Uma investigação da nossa equipa de reportagem revela esquemas ilícitos no sector de combustíveis em Nampula, que vão da construção ilegal de bombas de combustíveis à prática de preços abaixo do estipulado pelo regulador, assim como a fraca actuação das instituições de fiscalização – um cenário que se repete por outras grandes cidades e segundo investigadores, pode ser uma fonte de lavagem de dinheiro.

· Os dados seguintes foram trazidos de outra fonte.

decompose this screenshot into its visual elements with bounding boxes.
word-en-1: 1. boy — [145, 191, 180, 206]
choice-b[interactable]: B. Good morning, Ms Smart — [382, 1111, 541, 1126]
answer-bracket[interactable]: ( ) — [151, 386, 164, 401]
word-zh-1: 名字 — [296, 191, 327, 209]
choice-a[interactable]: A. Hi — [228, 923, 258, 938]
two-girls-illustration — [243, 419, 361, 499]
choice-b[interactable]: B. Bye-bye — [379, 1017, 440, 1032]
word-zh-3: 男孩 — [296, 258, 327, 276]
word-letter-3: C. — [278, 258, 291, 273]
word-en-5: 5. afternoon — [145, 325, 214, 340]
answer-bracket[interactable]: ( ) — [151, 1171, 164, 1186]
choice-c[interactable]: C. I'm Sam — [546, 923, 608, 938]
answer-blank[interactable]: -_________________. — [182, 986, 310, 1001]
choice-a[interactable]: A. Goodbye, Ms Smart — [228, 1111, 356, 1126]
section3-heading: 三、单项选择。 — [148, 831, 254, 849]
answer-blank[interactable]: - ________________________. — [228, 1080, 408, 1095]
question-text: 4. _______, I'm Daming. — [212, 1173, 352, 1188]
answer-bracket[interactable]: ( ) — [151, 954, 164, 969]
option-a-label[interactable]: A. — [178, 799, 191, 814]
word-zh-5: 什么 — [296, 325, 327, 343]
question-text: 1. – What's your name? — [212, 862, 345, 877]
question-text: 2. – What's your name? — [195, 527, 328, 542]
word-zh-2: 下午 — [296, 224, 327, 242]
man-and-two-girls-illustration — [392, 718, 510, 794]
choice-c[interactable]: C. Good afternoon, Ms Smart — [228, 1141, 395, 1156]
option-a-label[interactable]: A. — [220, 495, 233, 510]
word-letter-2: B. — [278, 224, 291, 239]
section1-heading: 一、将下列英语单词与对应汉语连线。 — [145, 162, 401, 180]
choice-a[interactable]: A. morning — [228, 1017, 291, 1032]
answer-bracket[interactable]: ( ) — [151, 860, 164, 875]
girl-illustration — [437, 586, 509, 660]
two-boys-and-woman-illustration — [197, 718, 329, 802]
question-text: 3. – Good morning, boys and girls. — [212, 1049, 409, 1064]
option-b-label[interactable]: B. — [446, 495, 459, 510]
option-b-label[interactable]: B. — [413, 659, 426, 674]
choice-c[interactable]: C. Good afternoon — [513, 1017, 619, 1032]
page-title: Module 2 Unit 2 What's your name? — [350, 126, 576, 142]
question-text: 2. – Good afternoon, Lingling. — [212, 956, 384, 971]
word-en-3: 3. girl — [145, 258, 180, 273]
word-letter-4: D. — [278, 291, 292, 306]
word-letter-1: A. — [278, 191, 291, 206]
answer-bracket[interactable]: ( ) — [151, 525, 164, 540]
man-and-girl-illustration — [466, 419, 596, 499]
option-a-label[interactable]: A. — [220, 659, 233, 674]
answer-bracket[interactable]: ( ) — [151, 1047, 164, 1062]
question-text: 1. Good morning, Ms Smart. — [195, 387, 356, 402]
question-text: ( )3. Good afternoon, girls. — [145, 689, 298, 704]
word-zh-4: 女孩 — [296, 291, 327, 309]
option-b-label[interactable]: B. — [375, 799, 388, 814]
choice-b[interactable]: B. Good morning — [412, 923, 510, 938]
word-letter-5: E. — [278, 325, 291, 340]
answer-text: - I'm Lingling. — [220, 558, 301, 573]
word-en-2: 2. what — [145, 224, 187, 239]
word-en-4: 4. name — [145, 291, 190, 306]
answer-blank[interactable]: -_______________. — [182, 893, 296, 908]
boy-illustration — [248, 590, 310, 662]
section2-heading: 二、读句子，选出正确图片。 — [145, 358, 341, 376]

A cidade de Nampula transformou-se nos últimos tempos num mercado apetecível para o negócio de combustíveis líquidos. São tantas bombas que surgiram, muitas delas sem respeitar as exigências impostas pelo Regulamento de Construção, Exploração e Segurança dos Postos de Abastecimento de Combustíveis Líquidos, que nos números três e quatro do artigo 79 determina que:
“A distância mínima entre dois postos de abastecimento na mesma faixa de rodagem dentro das zonas ABC e D descritas no Decreto n.° 45 de 28 de Dezembro de 2012 deve ser de 5 km lineares”, “Entretanto, esta distância poderá ser encurtada para um mínimo de 1,5 km sempre que devidamente comprovada a incapacidade de um normal abastecimento da unidade existente da demanda do consumo desse local, depois de explorada a possibilidade de expansão dessa mesma unidade, cabendo essa decisão ao Ministro que tutela a área de energia…”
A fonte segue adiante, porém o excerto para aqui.